AlKhudhari, who started at Zain in the IT department and has been heading the 25-member security department for a year, wanted to make an organisational impact with his very first risk assessment and do something different from those of previous years.

"I had a dream. When I conducted the risk assessment this time over, it would be a pure team effort. We have a management team that is well aware of the risks we face. In fact, the management has been highly supportive of our goals and encouraged our work to reach higher security metrics. But I believed that was not enough.

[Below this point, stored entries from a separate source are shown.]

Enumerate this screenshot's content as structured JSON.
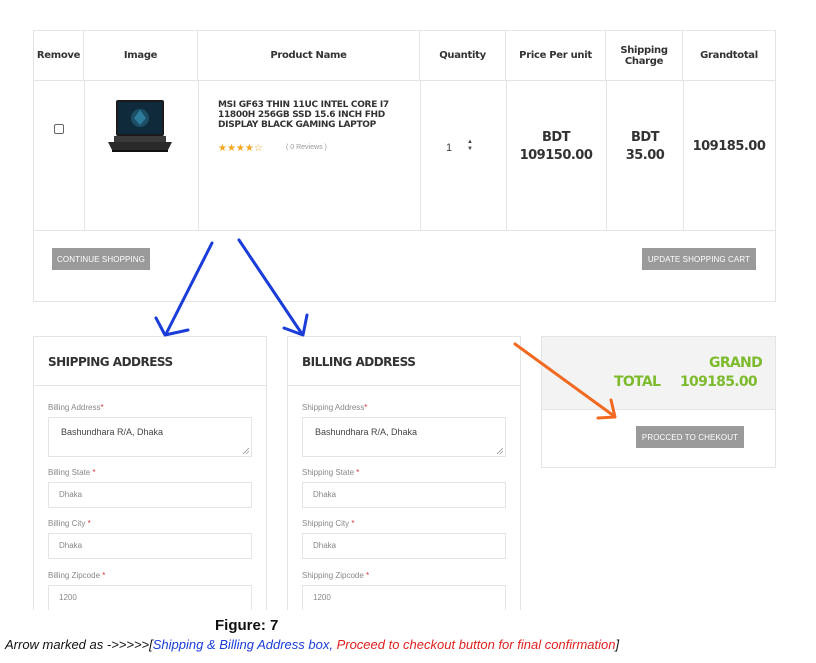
{
  "cart": {
    "headers": [
      "Remove",
      "Image",
      "Product Name",
      "Quantity",
      "Price Per unit",
      "Shipping Charge",
      "Grandtotal"
    ],
    "item": {
      "name": "MSI GF63 THIN 11UC INTEL CORE I7 11800H 256GB SSD 15.6 INCH FHD DISPLAY BLACK GAMING LAPTOP",
      "stars": "★★★★☆",
      "reviews": "( 0 Reviews )",
      "quantity": "1",
      "price_currency": "BDT",
      "price_value": "109150.00",
      "shipping_currency": "BDT",
      "shipping_value": "35.00",
      "grandtotal": "109185.00"
    },
    "continue_label": "CONTINUE SHOPPING",
    "update_label": "UPDATE SHOPPING CART"
  },
  "shipping": {
    "title": "SHIPPING ADDRESS",
    "address_label": "Billing Address",
    "address_value": "Bashundhara R/A, Dhaka",
    "state_label": "Billing State ",
    "state_value": "Dhaka",
    "city_label": "Billing City ",
    "city_value": "Dhaka",
    "zip_label": "Billing Zipcode ",
    "zip_value": "1200"
  },
  "billing": {
    "title": "BILLING ADDRESS",
    "address_label": "Shipping Address",
    "address_value": "Bashundhara R/A, Dhaka",
    "state_label": "Shipping State ",
    "state_value": "Dhaka",
    "city_label": "Shipping City ",
    "city_value": "Dhaka",
    "zip_label": "Shipping Zipcode ",
    "zip_value": "1200"
  },
  "total": {
    "label": "TOTAL",
    "grand_label": "GRAND",
    "grand_value": "109185.00",
    "checkout_label": "PROCCED TO CHEKOUT"
  },
  "annotation": {
    "figure": "Figure: 7",
    "caption_prefix": "Arrow marked as ->>>>>[",
    "caption_blue": "Shipping & Billing Address box,",
    "caption_red": " Proceed to checkout button for final confirmation",
    "caption_suffix": "]"
  },
  "colors": {
    "accent_green": "#7dbb2d",
    "button_gray": "#9a9a9a",
    "arrow_blue": "#1a3cd8",
    "arrow_orange": "#f26a21",
    "required_red": "#d33333"
  }
}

The employees themselves, who are working on the systems everyday, have to know what risks are out there. All employees have to be aware of security and practice it in their workday every day - I wanted them to think what if something happens? That was my goal," states AlKhudhari.

With this in mind, AlKhudhari decided to see what the market had to offer instead of going with the same consultant who had conducted the security risk assessment for the firm in previous years.

"Before choosing the vendor, I put together a technical team. This team comprised of personnel from IT, networks and even the finance team.

I sat down and explained to them all about risk assessment, its importance to the organisation and what they can gain in terms of knowledge from the process. I also explained that security was not a one-point development and that it had to be a combined task covering the organisation.

I then asked them to have a look at their systems and inform me of any vulnerabilities that they come across," explains AlKhudhari.

With the team in place, Zain started its search for vendors. In this too, AlKhudhari brought his distinctive touch, insisting that the consultants send their technical team - the one which was going to perform the risk assessment - instead of being satisfied with the sales personnel usually sent to such pre-sales meetings. Zain's technical team not only met the people from the vendor, but even went through their resumes and references to ensure that they were properly qualified.

"We selected Kurt Information Security at the end of this process. We ranked all the vendors on criteria including price, knowledge, tools used and so on. Kurt consistently ranked high on most of them," says AlKhudhari.

The risk assessment process was conducted across two months covering December 2007 and January 2008. According to AlKhudhari, the team spent almost three months selecting the vendor - more time than they did on the entire risk assessment.